A man named Rudy Giuliani
whom I'd scarcely heard of before
spoke for his city -
He spoke of pain, of sadness,
of rebuilding.

I clung to Rudy's words.
He made me think we really could
get through this.
He was a voice of hope
in a city of despair...

Words from "America the Beautiful"
sprang unbidden to my mind,
and seared my heart:
"Thine alabaster cities gleam
undimmed by human tears."

...That isn't true anymore.

Many months later,
I travel to see you.

I stand wordlessly at ground zero.
How can I snap a photo?
It feels like sacred ground.

I don't even know
what it once looked like.
It speaks of emptiness now.

The memorials at St.

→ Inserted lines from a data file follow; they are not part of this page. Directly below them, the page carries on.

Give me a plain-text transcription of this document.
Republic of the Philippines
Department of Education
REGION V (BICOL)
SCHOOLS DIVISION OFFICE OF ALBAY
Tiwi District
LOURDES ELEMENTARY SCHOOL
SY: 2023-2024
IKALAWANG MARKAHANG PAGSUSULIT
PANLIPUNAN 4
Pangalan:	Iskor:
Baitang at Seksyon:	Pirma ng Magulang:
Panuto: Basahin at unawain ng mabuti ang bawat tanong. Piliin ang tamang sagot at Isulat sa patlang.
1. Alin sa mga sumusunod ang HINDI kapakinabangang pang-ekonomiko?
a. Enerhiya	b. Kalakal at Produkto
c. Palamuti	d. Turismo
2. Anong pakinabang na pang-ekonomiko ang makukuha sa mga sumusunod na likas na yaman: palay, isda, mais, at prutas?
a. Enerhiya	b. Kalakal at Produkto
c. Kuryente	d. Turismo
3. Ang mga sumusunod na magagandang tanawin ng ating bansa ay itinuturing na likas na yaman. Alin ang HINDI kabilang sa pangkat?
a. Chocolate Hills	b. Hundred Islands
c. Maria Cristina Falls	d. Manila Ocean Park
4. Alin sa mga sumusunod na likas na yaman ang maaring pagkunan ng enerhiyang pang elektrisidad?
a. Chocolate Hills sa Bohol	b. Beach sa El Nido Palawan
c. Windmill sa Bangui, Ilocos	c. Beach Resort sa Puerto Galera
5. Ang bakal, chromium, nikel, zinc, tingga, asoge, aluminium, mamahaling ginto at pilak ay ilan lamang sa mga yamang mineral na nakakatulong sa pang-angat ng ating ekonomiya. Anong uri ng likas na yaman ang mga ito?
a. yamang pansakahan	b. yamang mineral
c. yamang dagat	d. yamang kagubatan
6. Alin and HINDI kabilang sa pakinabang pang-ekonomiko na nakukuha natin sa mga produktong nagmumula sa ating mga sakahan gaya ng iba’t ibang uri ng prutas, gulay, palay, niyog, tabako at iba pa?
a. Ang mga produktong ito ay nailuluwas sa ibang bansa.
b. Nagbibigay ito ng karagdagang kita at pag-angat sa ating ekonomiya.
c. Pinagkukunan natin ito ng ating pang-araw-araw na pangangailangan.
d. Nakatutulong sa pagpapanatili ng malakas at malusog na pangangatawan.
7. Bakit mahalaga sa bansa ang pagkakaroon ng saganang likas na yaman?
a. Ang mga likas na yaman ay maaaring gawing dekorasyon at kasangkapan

Paul's,
at Grand Central Terminal
pull tears from my eyes once more.

NYPD, FDNY, we see them everywhere;
The embattled survivors
and the rookies and probies
who will carry on.

At Rescue 1, we meet a firefighter.
He is friendly; he is strong.
He accepts our thanks humbly;
He was just "doing his job".

He invites us in for a tour,
but alarms clang,
and he is off on another run.

Just like that day,
almost a year ago now,
when 11 firefighters from Rescue 1
left on their rig
and never returned.

I never knew New York City
before that day.
I found the people as busy and hurried
as I had always imagined.

But there is something else there;
something not quite definable.
Perhaps more love of life,
now that life is more fragile,
more precious.

I wasn't with you long,
but I feel privileged
to have walked among you.
I love you, New York.

--spookycc, August, 2002

spook reflected in WFC windows overlooking Ground Zero, 2003.